What are some ways you overcome those pesky creative blocks?
Do something else then come back to it, let your subconscious do some work, haha it can be tough… but working with different mediums can really help too giving you natural breaks from a certain thing you may be working/struggling on. Going skateboarding, cycling or walking is always a good one, having a balanced life really is important. Looking at artists or things that inspire me and some people come with their own designs, so those natural breaks help too.
Who are a few of your favourite artists currently?
Locally Andrew Young(@drewstuff), Tyler Keeton(@tylerkeetonrobbins), Scott Sueme(@scottsueme), James Knight(@fourhundredml), Katie So(@ghostmeadow), Dobell brothers(@Dobelldesigns), John Lennig(@bigtopsignarts), Kalvin Valko (@kalvinvalko), Olivia Di Liberto has been killin it(@chillvia), Matthew DeWetter(@no_omens), Victoria Sieczka(@badbloodclub), the list could go on, hah.
Internationally I really like Margaret Kilgallen, Evan Hecox, Stephen Powers, broken fingaz crew, Jed Palmer and too many paint slingers and other influences to name but those are some current favourites!

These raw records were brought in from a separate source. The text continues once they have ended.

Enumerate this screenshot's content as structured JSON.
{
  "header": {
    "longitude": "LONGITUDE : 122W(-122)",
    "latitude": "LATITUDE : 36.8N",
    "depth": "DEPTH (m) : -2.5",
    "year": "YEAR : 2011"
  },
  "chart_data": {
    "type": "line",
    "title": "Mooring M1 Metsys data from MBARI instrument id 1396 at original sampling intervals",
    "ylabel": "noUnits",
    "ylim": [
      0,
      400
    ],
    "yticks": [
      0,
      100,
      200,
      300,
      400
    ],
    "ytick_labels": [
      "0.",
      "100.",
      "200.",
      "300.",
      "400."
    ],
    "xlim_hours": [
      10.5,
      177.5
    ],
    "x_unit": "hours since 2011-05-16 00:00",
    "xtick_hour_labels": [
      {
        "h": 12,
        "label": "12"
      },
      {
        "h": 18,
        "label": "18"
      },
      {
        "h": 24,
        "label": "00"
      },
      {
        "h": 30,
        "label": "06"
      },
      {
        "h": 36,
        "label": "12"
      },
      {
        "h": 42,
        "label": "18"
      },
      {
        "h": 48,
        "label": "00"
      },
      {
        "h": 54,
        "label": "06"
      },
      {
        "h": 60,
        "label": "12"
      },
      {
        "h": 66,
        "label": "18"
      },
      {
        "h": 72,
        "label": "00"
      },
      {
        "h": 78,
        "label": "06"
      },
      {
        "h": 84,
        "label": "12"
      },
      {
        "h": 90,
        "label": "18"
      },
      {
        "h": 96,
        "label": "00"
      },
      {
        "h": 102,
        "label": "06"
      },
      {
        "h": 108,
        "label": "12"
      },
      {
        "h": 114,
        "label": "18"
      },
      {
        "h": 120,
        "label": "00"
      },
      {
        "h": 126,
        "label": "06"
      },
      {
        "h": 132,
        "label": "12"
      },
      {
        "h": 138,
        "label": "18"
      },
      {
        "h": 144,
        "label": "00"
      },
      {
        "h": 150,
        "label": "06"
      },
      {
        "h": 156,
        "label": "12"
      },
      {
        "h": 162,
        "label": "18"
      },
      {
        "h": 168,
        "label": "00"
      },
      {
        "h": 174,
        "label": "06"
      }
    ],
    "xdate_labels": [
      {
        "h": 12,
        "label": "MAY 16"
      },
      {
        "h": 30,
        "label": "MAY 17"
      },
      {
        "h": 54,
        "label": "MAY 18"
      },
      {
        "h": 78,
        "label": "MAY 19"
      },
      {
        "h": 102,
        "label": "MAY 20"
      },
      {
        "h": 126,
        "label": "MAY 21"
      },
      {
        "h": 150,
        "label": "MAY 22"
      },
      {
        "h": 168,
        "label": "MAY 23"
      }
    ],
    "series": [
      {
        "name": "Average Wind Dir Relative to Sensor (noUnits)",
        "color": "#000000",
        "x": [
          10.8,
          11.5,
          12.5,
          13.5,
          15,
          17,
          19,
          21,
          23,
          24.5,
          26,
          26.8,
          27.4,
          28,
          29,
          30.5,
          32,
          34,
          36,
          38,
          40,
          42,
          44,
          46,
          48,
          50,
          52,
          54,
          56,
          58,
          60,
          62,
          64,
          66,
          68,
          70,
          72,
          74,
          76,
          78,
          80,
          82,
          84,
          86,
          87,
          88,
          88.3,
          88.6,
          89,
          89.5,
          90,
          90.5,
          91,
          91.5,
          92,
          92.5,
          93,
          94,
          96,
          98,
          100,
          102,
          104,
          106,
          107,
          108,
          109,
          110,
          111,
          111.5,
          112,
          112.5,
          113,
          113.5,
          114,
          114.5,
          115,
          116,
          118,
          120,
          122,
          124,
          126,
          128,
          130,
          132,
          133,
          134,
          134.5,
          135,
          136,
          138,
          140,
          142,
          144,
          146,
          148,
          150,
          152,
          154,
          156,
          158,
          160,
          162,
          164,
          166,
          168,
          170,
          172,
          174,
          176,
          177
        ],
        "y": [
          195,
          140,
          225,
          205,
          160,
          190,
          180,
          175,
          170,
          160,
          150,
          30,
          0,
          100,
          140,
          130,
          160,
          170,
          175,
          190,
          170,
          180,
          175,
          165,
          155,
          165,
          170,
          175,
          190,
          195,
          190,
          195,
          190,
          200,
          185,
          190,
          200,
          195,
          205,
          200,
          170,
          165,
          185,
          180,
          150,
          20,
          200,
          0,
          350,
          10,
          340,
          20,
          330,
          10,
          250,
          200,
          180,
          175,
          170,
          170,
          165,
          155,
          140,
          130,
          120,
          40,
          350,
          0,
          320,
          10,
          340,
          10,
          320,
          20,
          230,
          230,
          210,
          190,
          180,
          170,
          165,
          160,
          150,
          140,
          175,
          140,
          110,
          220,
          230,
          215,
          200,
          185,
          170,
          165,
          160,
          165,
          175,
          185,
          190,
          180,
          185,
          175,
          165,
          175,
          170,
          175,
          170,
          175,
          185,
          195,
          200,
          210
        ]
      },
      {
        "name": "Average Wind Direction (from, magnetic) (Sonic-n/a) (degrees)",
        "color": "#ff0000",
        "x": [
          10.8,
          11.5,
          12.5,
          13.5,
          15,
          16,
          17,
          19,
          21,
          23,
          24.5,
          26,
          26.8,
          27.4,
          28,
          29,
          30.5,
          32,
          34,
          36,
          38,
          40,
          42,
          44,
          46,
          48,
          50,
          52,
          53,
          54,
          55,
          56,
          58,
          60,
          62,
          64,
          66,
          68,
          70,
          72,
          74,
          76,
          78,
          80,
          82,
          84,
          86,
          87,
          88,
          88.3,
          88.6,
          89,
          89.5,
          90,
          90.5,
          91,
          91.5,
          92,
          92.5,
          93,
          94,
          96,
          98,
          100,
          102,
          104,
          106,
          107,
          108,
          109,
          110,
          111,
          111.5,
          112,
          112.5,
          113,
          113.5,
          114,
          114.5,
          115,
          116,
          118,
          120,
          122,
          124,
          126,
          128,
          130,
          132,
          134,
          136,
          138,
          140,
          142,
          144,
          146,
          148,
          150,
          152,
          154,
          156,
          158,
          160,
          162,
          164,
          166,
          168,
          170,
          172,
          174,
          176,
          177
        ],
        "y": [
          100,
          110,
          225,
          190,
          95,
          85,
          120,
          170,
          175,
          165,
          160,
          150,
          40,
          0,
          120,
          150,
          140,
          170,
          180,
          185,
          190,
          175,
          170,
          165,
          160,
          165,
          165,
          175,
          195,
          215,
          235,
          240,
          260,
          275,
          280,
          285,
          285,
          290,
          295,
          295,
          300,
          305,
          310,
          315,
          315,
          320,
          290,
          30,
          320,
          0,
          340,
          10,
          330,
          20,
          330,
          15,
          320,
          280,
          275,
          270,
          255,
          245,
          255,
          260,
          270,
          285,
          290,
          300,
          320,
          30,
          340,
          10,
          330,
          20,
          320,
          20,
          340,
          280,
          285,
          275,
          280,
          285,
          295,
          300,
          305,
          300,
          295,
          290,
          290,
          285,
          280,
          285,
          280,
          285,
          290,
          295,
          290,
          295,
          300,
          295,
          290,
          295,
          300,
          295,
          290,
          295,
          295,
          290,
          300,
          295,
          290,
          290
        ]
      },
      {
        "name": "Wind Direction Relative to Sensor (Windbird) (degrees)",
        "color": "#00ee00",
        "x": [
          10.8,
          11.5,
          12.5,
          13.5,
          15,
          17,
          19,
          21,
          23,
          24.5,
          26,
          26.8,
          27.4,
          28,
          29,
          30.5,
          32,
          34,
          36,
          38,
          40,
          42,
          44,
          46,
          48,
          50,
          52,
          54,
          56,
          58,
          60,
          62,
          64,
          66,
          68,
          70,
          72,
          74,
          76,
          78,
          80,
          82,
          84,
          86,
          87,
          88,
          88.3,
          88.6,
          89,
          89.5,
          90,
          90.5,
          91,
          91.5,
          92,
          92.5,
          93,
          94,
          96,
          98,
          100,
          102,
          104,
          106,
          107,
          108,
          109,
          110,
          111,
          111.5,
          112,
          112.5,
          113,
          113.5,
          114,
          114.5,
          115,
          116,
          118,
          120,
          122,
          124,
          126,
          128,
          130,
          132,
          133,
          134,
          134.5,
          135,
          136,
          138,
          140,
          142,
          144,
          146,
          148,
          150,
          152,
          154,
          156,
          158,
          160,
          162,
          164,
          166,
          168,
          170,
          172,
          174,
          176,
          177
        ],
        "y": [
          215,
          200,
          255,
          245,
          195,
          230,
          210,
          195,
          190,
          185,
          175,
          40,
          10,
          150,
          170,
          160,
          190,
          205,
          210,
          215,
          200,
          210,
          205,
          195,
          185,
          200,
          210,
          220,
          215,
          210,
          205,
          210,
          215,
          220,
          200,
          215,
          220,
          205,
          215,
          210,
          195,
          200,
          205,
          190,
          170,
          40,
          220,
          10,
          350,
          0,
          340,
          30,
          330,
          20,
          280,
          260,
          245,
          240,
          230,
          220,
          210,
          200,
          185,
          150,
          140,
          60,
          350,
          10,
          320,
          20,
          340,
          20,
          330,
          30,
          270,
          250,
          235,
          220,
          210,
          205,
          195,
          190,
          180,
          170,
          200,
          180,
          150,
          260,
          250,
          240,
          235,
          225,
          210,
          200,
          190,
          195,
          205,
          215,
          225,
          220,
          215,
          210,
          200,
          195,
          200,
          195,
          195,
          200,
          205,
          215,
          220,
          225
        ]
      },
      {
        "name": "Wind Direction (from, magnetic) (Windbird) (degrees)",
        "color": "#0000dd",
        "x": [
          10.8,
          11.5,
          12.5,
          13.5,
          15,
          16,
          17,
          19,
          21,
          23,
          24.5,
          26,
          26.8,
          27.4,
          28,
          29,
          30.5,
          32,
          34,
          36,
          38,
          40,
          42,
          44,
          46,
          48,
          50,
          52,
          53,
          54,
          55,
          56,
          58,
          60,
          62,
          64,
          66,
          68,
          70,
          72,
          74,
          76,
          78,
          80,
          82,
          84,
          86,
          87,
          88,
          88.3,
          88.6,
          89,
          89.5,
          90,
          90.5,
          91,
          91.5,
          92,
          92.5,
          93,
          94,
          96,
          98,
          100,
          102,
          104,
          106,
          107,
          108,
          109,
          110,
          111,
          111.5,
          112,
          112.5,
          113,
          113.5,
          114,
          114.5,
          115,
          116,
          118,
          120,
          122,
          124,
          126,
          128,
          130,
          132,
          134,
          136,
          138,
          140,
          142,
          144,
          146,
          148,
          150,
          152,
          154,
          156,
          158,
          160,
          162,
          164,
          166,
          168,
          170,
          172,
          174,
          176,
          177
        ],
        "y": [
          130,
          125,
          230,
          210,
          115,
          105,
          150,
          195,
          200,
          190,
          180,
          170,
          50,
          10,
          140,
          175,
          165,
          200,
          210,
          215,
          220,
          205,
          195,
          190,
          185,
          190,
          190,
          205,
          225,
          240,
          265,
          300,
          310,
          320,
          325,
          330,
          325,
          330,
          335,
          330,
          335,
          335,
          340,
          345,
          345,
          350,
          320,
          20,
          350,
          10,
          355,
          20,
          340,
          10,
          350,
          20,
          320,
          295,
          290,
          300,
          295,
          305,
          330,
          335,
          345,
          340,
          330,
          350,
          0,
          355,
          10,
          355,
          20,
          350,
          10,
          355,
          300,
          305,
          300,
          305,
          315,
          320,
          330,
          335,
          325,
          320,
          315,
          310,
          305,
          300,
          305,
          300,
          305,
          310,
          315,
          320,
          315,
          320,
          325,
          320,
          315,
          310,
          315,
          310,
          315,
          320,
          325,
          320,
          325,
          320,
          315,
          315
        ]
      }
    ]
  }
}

Do you have any goals for the future?
Yeah, lots of those hah… building Slice of Life up and hiring some staff to enable me to work on my personal stuff more is the most imminent. Travelling and skateboarding more has actually been something that’s become very important to me in the last year; I was diagnosed with bladder cancer last year and luckily caught it early and have it under control, but it really gave me a new perspective on things. Slowing down and enjoying the moment more is something I’m working on too.
Any advice for people wanting to start making art / becoming an artist?
Create, create and create some more, Mess around with all sorts of mediums, you never know what you will discover. If you’re going to school for it, take full advantage of what’s there and use all the facilities you can. Network and meet people, curators, gallery owners and other artists, brands that interest you. The more everyone’s connected the more everyone benefits – it helps to have all the friends/connections you can.
Where can people find more of your work?
In person at Slice of Life, sliceoflifevancouver.com or @sol.signs for now. My personal website (solsigns.ca) is being worked on and will be live soon!